One of the women sitting there stuck out her hand and introduced herself. I obliged with my hand and introduced myself.
She said “I have a son who is 15 and I think that he is one of those boys that you are concerned about.” She had a tender, worried look in her eyes and I understood immediately where she was coming from. I asked her “is your boy in trouble? Has anyone in the school he is in targeted him because he is a boy.”
“No” she said. “It’s just that because he is a boy he feels that all of the girls have an unfair advantage over him and he tells me about it. It’s like he will always come second and there is nothing he can do about it.”
She displayed a mothers concern in her face and I felt for her and her son. I understood exactly what they were going through- the typical experience that a 15 year old boy goes through in our public education system and parents who feel helpless to do anything to help their own children.
We talked for a time and I exchanged cards with her. Things wound down and people returned to work or whatever they were doing before . I bid farewell to them. I was thankful that I had met them all as they were all very good people.
I am not trying to compare what I did with what JTO has done in Vancouver or what other MRAs have done elsewhere in the world, putting themselves at personal risk and professional dissolution. But I have to say that we must come out of our shells soon. Anonymous activism in the MRM has to come to an end. It just wont cut it anymore. I totally understand why some may wish to be anonymous, but seriously, we got to present ourselves directly as who we are and not phantoms in online forums.

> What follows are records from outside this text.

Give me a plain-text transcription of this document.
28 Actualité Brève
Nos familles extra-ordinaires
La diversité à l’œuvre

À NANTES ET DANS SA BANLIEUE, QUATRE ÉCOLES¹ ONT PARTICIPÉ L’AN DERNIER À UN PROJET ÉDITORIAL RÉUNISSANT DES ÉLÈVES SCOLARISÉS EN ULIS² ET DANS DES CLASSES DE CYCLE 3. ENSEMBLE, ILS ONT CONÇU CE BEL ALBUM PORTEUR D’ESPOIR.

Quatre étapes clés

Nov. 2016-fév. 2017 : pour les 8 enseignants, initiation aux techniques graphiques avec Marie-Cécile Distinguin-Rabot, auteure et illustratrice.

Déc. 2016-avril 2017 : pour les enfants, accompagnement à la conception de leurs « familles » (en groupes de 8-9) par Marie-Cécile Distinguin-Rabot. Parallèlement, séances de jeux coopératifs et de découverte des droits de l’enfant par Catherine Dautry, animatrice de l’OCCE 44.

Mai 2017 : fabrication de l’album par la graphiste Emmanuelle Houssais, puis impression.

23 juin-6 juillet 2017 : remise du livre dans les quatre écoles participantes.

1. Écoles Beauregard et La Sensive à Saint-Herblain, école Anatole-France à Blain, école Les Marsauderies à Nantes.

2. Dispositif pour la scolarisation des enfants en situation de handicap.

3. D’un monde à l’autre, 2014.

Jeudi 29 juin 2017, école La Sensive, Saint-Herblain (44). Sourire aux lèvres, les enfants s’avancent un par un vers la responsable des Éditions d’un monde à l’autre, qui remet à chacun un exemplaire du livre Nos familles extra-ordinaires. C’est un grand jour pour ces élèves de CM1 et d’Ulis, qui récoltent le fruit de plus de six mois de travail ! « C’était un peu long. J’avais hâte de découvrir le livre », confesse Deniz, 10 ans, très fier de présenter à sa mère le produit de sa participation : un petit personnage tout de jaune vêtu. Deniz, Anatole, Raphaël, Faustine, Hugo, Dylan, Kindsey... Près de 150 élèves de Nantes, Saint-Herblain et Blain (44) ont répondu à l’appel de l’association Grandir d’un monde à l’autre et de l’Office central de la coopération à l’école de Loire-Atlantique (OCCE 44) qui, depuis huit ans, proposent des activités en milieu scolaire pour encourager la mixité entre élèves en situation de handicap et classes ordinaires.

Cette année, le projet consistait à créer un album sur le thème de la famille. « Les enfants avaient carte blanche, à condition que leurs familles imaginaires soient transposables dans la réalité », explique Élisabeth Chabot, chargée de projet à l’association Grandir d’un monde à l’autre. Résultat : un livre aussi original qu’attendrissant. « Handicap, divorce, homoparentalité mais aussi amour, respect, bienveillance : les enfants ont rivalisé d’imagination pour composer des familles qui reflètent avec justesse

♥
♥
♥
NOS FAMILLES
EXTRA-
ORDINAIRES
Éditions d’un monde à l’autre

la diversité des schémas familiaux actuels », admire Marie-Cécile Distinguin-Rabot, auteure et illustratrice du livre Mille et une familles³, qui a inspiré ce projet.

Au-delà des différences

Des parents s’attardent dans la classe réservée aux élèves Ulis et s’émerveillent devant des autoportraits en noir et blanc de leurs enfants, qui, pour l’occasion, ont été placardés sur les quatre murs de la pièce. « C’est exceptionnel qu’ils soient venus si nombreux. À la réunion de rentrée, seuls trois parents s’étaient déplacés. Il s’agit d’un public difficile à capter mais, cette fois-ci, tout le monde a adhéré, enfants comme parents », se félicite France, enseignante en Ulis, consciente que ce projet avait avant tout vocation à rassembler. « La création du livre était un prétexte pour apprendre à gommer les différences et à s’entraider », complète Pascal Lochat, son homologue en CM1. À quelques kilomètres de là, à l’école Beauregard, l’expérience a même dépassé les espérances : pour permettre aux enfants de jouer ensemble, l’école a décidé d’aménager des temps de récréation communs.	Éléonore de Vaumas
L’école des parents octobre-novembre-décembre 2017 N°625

Do not tell me that there are not opportunities for advocacy in your location. And do not tell me that if you speak our you will always be shunned or demonized. You may well be, but people are just as hungry for our message as they are uncomfortable with it. In fact, our mission is inexorable. The price for failure is too high.
If there is a school board meeting your town or hall meeting in your locale, participate and bring up the Boy Crisis, however subtle or overt. If there is some town hall meeting with local politicians vying for power confront them with a specific mens’ rights issue.
You may or may not be surprised by the response, but you will never find out by remaining silent.